Eine Reise nach Italien im Jahr 1938
Teil I: Einführung
Ein optisch besonders schön gestaltetes Fotoalbum zeigt die Reise zweier deutscher Paare von Hannover über Österreich nach Oberitalien. Eine zweiwöchige Fahrt mit einem Opel Olympiaim August 1938.
Das Fotoalbum ist auffallend künstlerisch gestaltet. Der begleitende Text ist in gestochen scharfer Sütterlin-Schrift geschrieben. Die Fotos sind teilweise in gezeichnete Rahmen hineingesetzt, einzelne Skizzen und sonstige Schmuckelemente, die an Art Deco erinnern, sind im gesamten Album zu finden.


Diese Schmuckelemente, nämlich u.a. Hakenkreuze, Sig-Rune und das Symbol der italienischen Faschisten ließen mich schon beim ersten Durchsehen vermuten, dass es sich bei den Reisenden um überzeugte Nationalsozialisten gehandelt haben muss. Die Wahl der Reiseziele in Deutschland, u.a. die NSDAP-Parteizentrale sowie das Reichsparteitaggelände, erhärteten meinen Verdacht. Auch im Text findet sich nicht die geringste Distanzierung vom NS-Regime. Im Gegenteil. Obwohl der Anschluss Österreichs bei der Reise gerade mal ein paar Monate zurücklag, wird im Text ausschließlich von Deutschland oder Ostmark gesprochen. Und die österreichischen Berge werden selbstverständlich als deutsche Berge angesehen.
Über den Ersteller höchstwahrscheinlich eine Erstellerin, so sorgfältig wie das Fotoalbum gestaltet wurde weiß ich nichts. Die Reisenden sind ein junges Ehepaar aus Hannover. Die Mitreisenden werden als Herr und Frau Meinel bezeichnet. So sahen sie aus (die Erstellerin dürfte wohl die Frau links im Bild gewesen sein):

Insofern weiß ich auch nicht, was aus ihnen geworden ist. Ob sie den 2. Weltkrieg überlebt haben?
1938. Ein Jahr, in dem sich immer deutlicher dunkle Wolken über Europa zusammenzogen. Das Deutsche Reich drängt nach Ausdehnung. Am 12. März wird Österreich besetzt und angeschlossen durchaus zum Wohlgefallen vieler Österreicher und im Herbst wird dann das Sudetenland annektiert. Judenfeindliche Maßnahmen werden immer härter und offener vollzogen. Im Oktober werden Tausende Juden nach Polen ausgewiesen. Am 09.November 1938 kam es dann zur Reichspogromnacht gegen die Juden in Deutschland. Eine traurige Zeit. Umso unbeschwerter wirkt im Vergleich der fröhliche Reisebericht, den wir nun lesen dürfen.
Ich habe lange darüber nachgedacht, ob man diesen Reisebericht als Zeitdokument so einfach einstellen kann.
Doch gerade auch wegen die Bezüge zum Nationalsozialismus finde ich dieses Album interessant. Es schildert nicht nur eine interessante Reisefahrt, sondern lässt zugleich tiefer blicken, nämlich in die unbeschwerte Gedankenwelt eines deutschen Ehepaars im Jahr 1938.

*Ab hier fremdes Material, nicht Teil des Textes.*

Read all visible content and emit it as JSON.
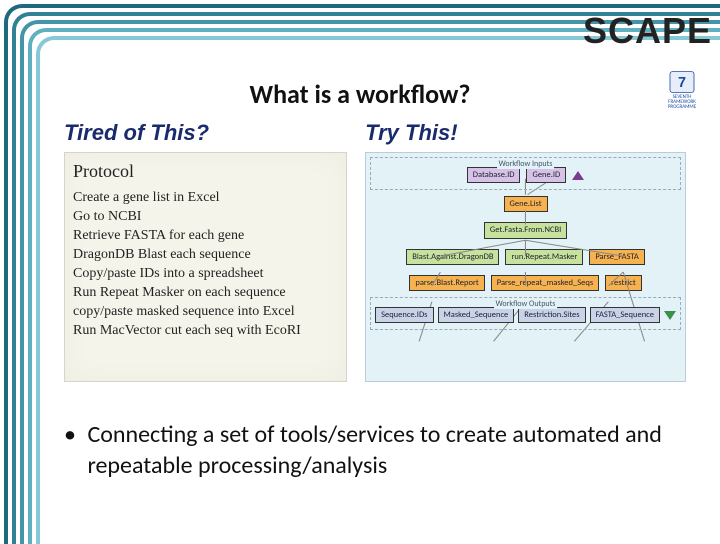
{
  "brand": "SCAPE",
  "title": "What is a workflow?",
  "fp7_label": "SEVENTH FRAMEWORK PROGRAMME",
  "left": {
    "heading": "Tired of This?",
    "protocol_label": "Protocol",
    "steps": [
      "Create a gene list in Excel",
      "Go to NCBI",
      "Retrieve FASTA for each gene",
      "DragonDB Blast each sequence",
      "Copy/paste IDs into a spreadsheet",
      "Run Repeat Masker on each sequence",
      "copy/paste masked sequence into Excel",
      "Run MacVector cut each seq with EcoRI"
    ]
  },
  "right": {
    "heading": "Try This!",
    "inputs_label": "Workflow Inputs",
    "outputs_label": "Workflow Outputs",
    "nodes": {
      "databaseId": "Database.ID",
      "geneId": "Gene.ID",
      "geneList": "Gene.List",
      "getFasta": "Get.Fasta.From.NCBI",
      "blast": "Blast.Against.DragonDB",
      "repeatMasker": "run.Repeat.Masker",
      "parseFasta": "Parse_FASTA",
      "parseBlast": "parse.Blast.Report",
      "parseRepeat": "Parse_repeat_masked_Seqs",
      "restrict": "restrict",
      "seqIds": "Sequence.IDs",
      "maskedSeq": "Masked_Sequence",
      "restrictionSites": "Restriction.Sites",
      "fastaSeq": "FASTA_Sequence"
    }
  },
  "bullet": "Connecting a set of tools/services to create automated and repeatable processing/analysis"
}
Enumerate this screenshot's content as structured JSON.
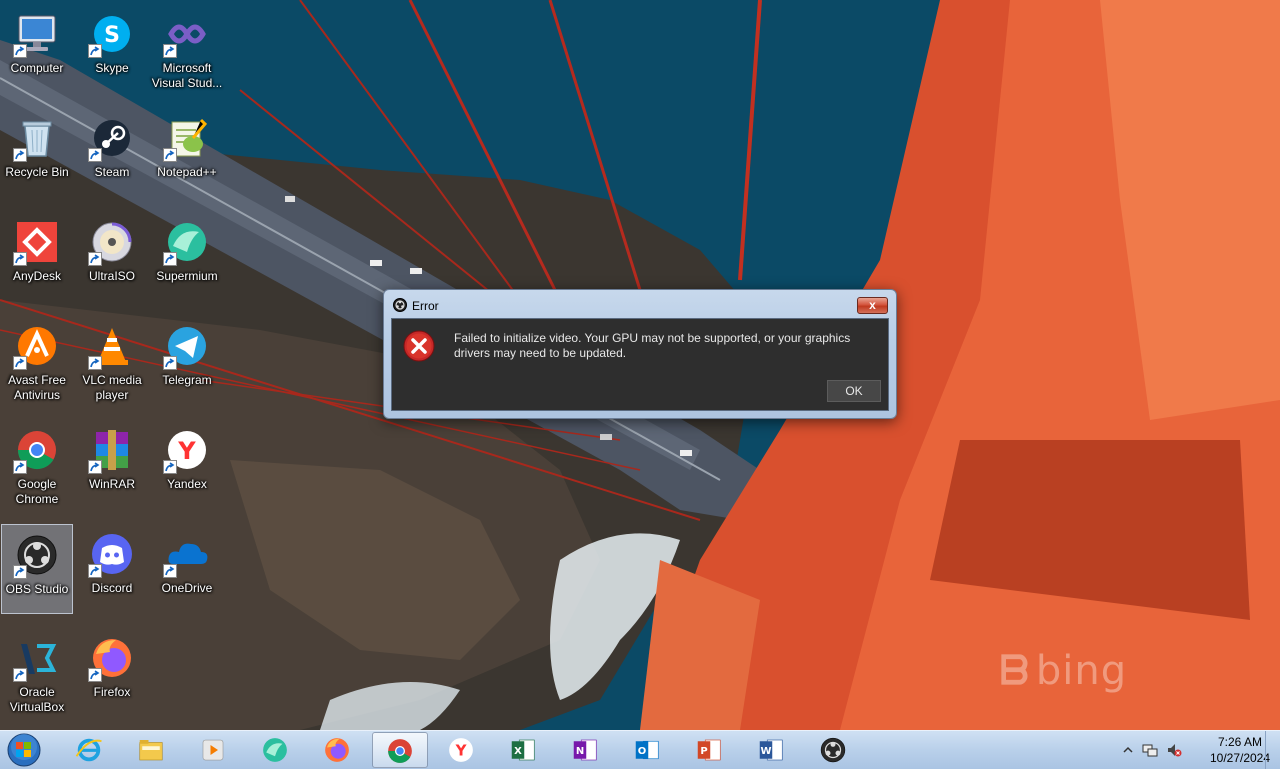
{
  "desktop": {
    "icons": [
      {
        "label": "Computer",
        "icon": "computer-icon"
      },
      {
        "label": "Skype",
        "icon": "skype-icon"
      },
      {
        "label": "Microsoft\nVisual Stud...",
        "icon": "visual-studio-icon"
      },
      {
        "label": "Recycle Bin",
        "icon": "recycle-bin-icon"
      },
      {
        "label": "Steam",
        "icon": "steam-icon"
      },
      {
        "label": "Notepad++",
        "icon": "notepad-plus-plus-icon"
      },
      {
        "label": "AnyDesk",
        "icon": "anydesk-icon"
      },
      {
        "label": "UltraISO",
        "icon": "ultraiso-icon"
      },
      {
        "label": "Supermium",
        "icon": "supermium-icon"
      },
      {
        "label": "Avast Free\nAntivirus",
        "icon": "avast-icon"
      },
      {
        "label": "VLC media\nplayer",
        "icon": "vlc-icon"
      },
      {
        "label": "Telegram",
        "icon": "telegram-icon"
      },
      {
        "label": "Google\nChrome",
        "icon": "chrome-icon"
      },
      {
        "label": "WinRAR",
        "icon": "winrar-icon"
      },
      {
        "label": "Yandex",
        "icon": "yandex-icon"
      },
      {
        "label": "OBS Studio",
        "icon": "obs-icon"
      },
      {
        "label": "Discord",
        "icon": "discord-icon"
      },
      {
        "label": "OneDrive",
        "icon": "onedrive-icon"
      },
      {
        "label": "Oracle\nVirtualBox",
        "icon": "virtualbox-icon"
      },
      {
        "label": "Firefox",
        "icon": "firefox-icon"
      }
    ],
    "selected": "OBS Studio",
    "watermark": "bing"
  },
  "dialog": {
    "title": "Error",
    "close_label": "x",
    "message": "Failed to initialize video.  Your GPU may not be supported, or your graphics drivers may need to be updated.",
    "ok_label": "OK"
  },
  "taskbar": {
    "apps": [
      "internet-explorer-icon",
      "explorer-folder-icon",
      "media-player-icon",
      "supermium-icon",
      "firefox-icon",
      "chrome-icon",
      "yandex-icon",
      "excel-icon",
      "onenote-icon",
      "outlook-icon",
      "powerpoint-icon",
      "word-icon",
      "obs-icon"
    ],
    "active_app": "chrome-icon",
    "clock": {
      "time": "7:26 AM",
      "date": "10/27/2024"
    }
  },
  "colors": {
    "dialog_client": "#2e2e2e",
    "taskbar": "#b9d0ea",
    "error_red": "#c62828"
  }
}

Gleichwohl möchte ich diesen Reisebericht nicht ohne Gegenpol veröffentlichen. Zur gleichen Zeit, als dieses Ehepaar einen fröhlichen Urlaub in Italien verbringt, leben im Deutschen Reich die Juden (und viele andere verfolgte Deutsche) in tiefer Verzweifelung. Sehr deutlich schildern diese Welt die Tagebücher des deutschen Professors Viktor Klemperer. Dass dieser seinen jüdischen Glauben schon lange abgelegt, im Ersten Weltkrieg gedient und eine durch und durch arische Frau hatte, hat die Nationalsozialisten nicht daran gehindert, ihn seines Amtes zu entheben und immer stärker zu drangsalieren. Dass er letztlich den Nationalsozialismus überlebt hat, ist ein Wunder. Ich werde daher seine Eintragungen in dieser Zeit zusammengefasst dem Reisebericht gegenüberstellen, einmal am Anfang, einmal am Ende.
Noch ein rechtlicher Hinweis: Soweit auf dieser oder den folgenden Seiten Symbole nationalsozialistischer Organisationen gezeigt werden, so dient dies ausschließlich der Dokumentation. Eine Strafbarkeit gemäß § 86a StGB ist damit nicht gegeben.